Reynoldsburg city leaders say they are eager to kick off a comprehensive planning process that will take most of 2018 to complete.

The end result, however, would be a comprehensive master plan that would serve as "a road map to the future," said Bill Sampson, director of public service.

"It will involve an inventory and analysis of existing conditions and solicitation of public input," he said. "The questions, 'What do we have?' 'What do we want?' and 'How do we get there?' would be answered."

Sampson said the city would work with OHM Advisors at a cost of $120,000 for most of next year.

"We have our kickoff meeting this week," he said Dec. 18. "We will talk about a schedule and when we will have public meetings to get community input.

"Public input is critical for a master plan," he said. "Implementation of this plan will help us ensure that Reynoldsburg continues to be a great place to live and raise a family."

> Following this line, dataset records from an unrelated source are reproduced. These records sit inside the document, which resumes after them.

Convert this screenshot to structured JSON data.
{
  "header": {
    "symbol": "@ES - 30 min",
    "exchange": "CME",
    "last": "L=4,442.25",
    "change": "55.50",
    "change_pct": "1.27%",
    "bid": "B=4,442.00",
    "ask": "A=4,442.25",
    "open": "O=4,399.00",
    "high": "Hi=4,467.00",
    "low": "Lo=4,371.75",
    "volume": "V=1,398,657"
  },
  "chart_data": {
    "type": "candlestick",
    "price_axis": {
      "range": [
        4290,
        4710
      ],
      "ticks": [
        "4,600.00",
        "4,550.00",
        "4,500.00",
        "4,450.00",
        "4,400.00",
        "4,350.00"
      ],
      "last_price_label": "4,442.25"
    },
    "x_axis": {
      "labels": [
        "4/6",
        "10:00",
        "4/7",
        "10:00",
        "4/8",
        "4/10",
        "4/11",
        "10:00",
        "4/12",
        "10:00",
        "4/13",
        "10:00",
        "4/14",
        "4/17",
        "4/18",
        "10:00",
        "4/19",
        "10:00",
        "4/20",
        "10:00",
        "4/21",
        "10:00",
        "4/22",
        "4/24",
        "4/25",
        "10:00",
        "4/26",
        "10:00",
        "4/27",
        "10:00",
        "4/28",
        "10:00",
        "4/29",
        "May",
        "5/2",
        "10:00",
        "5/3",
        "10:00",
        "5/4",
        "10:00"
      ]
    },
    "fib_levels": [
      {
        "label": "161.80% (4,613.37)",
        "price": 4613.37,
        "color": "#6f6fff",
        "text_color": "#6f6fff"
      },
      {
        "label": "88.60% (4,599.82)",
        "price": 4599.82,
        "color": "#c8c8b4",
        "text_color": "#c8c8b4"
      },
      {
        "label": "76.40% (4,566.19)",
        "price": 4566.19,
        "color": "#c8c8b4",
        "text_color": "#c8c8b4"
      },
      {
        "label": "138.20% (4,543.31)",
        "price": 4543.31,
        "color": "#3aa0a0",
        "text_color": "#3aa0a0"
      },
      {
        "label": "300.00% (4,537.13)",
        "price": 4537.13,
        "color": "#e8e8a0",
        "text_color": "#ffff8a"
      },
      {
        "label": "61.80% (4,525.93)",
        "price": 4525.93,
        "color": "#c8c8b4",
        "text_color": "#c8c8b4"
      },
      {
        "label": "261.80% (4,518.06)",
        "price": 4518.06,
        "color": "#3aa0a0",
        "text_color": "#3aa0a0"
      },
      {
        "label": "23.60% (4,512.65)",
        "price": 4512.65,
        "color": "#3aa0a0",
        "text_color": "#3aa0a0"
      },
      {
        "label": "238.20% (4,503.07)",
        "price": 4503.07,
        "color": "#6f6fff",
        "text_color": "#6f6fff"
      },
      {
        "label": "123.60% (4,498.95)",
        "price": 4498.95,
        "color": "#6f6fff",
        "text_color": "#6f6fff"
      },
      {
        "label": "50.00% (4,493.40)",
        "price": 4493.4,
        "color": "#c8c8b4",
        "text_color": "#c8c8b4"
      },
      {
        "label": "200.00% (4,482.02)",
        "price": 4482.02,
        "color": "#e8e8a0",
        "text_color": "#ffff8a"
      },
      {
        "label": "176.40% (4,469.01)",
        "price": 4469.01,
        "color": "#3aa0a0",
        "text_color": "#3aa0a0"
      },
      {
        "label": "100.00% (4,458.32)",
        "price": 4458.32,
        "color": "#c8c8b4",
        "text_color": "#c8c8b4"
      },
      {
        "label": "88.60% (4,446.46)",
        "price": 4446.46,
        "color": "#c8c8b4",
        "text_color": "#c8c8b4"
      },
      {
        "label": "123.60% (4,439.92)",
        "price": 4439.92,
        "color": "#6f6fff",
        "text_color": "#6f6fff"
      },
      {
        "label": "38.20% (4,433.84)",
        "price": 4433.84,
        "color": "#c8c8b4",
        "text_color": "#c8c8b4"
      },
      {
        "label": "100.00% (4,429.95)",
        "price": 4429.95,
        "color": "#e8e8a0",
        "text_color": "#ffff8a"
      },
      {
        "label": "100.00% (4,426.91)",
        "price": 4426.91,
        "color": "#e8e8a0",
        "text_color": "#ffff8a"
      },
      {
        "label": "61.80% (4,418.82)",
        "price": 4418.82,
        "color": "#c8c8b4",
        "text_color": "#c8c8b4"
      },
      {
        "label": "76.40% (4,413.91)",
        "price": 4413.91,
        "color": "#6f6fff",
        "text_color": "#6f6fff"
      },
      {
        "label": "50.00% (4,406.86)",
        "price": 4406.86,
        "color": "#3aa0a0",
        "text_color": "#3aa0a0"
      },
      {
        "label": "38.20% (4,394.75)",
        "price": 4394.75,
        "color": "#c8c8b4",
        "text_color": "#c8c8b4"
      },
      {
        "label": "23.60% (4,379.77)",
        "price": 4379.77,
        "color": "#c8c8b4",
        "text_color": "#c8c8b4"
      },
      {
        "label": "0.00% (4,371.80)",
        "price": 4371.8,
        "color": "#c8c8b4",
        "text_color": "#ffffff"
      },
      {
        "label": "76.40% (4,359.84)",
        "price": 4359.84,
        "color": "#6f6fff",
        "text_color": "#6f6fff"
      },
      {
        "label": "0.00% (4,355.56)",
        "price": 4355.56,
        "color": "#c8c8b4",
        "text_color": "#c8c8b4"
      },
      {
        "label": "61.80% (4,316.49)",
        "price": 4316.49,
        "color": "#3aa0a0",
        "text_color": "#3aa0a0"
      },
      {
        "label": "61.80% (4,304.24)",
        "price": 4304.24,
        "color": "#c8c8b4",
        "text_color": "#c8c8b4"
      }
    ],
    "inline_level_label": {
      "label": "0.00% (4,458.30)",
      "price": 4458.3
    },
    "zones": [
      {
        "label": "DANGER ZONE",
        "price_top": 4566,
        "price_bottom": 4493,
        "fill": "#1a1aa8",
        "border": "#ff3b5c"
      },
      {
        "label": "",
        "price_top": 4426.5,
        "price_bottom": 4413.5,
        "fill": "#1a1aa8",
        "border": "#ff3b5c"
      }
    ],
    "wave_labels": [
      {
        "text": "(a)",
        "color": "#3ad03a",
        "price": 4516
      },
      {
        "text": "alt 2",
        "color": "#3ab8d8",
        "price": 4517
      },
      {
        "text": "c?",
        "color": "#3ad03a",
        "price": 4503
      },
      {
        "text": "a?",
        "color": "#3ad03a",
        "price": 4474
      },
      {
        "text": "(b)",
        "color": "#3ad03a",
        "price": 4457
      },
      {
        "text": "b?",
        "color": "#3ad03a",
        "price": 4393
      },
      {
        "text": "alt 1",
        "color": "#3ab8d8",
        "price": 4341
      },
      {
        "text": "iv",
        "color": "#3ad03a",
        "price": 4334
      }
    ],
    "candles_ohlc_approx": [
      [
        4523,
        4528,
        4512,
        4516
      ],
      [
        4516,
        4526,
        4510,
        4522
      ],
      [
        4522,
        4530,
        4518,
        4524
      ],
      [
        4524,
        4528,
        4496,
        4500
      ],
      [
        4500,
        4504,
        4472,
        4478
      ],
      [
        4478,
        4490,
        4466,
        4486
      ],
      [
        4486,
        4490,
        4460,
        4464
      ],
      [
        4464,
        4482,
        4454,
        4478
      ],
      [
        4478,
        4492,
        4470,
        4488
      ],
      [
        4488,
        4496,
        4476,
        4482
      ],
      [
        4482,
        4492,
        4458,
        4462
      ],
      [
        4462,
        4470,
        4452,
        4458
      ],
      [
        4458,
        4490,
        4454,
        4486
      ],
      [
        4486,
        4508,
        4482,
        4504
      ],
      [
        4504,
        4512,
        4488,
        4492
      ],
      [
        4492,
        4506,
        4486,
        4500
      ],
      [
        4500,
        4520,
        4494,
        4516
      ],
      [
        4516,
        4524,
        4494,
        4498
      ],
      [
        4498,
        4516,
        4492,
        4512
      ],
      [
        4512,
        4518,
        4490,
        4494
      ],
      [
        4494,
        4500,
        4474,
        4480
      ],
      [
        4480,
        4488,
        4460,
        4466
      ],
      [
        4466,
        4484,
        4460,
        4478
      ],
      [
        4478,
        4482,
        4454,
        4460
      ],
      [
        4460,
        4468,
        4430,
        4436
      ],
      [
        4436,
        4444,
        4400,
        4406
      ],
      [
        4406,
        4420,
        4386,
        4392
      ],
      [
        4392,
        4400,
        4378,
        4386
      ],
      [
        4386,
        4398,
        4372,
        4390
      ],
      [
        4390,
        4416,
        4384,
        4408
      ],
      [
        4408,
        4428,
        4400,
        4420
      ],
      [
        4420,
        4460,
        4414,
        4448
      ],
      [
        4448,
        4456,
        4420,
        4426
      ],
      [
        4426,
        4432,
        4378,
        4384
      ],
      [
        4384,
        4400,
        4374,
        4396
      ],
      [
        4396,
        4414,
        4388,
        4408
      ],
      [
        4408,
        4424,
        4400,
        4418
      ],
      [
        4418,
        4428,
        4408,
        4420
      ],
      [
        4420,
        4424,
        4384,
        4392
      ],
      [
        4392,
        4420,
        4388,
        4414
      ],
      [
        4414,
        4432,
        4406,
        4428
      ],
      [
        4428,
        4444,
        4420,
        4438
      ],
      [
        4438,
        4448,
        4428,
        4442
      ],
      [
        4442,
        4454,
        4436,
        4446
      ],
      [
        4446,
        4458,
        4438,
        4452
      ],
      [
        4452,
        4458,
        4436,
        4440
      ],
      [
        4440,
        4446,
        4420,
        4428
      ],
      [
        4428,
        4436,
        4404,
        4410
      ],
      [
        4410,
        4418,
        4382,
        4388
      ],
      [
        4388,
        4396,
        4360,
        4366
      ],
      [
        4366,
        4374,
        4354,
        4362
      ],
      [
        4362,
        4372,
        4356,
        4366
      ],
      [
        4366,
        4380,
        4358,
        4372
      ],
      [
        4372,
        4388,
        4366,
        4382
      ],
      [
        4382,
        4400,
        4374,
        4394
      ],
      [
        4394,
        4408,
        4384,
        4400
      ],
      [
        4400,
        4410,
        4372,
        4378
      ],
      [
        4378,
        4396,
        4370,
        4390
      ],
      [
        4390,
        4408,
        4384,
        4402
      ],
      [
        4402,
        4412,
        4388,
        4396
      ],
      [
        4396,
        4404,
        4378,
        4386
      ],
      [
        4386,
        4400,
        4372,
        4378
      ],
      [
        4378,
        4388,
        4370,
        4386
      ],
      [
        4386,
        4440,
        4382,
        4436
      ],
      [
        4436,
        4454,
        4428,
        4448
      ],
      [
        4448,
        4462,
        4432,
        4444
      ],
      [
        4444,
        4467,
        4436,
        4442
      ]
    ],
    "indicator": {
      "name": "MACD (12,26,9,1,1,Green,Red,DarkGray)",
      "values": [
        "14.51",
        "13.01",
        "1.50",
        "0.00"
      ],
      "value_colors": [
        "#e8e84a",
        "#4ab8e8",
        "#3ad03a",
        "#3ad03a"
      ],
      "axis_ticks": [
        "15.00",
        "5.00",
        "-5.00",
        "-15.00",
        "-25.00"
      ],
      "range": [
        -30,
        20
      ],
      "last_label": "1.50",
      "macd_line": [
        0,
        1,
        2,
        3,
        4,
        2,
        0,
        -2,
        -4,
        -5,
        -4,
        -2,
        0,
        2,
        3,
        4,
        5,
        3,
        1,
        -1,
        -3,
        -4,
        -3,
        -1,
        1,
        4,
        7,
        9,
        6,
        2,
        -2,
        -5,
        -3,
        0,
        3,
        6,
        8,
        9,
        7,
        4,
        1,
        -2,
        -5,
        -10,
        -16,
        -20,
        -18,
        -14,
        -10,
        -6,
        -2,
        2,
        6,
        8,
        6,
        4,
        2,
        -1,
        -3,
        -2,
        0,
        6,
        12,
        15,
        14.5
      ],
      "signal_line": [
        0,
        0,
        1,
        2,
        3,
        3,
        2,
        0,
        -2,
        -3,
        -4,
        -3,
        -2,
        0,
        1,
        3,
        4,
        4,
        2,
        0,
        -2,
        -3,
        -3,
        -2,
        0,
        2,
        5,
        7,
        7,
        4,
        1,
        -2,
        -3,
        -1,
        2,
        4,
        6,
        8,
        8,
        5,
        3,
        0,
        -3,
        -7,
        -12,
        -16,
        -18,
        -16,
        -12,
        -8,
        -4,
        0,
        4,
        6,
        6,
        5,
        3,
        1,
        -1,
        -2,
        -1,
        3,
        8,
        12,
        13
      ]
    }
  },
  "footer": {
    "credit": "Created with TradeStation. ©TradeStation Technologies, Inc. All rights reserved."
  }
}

He said the planning process likely would take about nine months and would involve several stakeholder meetings and public forums.

Aaron Domini of OHM Advisors said creating the plan "would ensure that city staff and leadership has a blueprint to make informed capital decisions, as well as evaluate future development."

Domini said comprehensive planning typically includes a review of existing conditions, public involvement, established goals, data collection, plan preparation, implementation strategies and plan implementation and monitoring.

City Council President Doug Joseph credited Councilman Stephen Cicak, who was elected city auditor in November, as "the person behind the master-plan idea."

"The plan will streamline the process of developing and redeveloping areas of the city that are designated for improvement," Joseph said. "Implementing a master plan has been suggested a number of times in the past, but it lacked the leadership and vision to really get the idea off the ground."

He said Cicak had participated in a program with the Mid-Ohio Regional Planning Commission that included a segment on developing and implementing master plans.

Cicak said new revenue from an income-tax increase approved in May paved the way for future development.

"We passed Issue 11 for new revenue last spring by an overwhelming majority," he said. "A plan that addresses the mutual needs of our city and school district will bring business investment, efficient use of tax dollars and ensures Reynoldsburg is a city where families will continue to want to move to."

He credited Sampson and Eric Snowden, director of planning and zoning, and MORPC representatives Kerstin Carr and Jennifer Noll for their input.

"MORPC leaders predict 1 million more people living in central Ohio by 2050," Cicak said. "We need to have a plan for the future. We need to work together."

Councilman Marshall Spalding said he is thrilled that the city will have "a compass for the future."

"Now there will be a process to truly assess where we are at this point and to strategically lay out where we want to go, with it mapped out," he said. "This is a huge step forward for our city."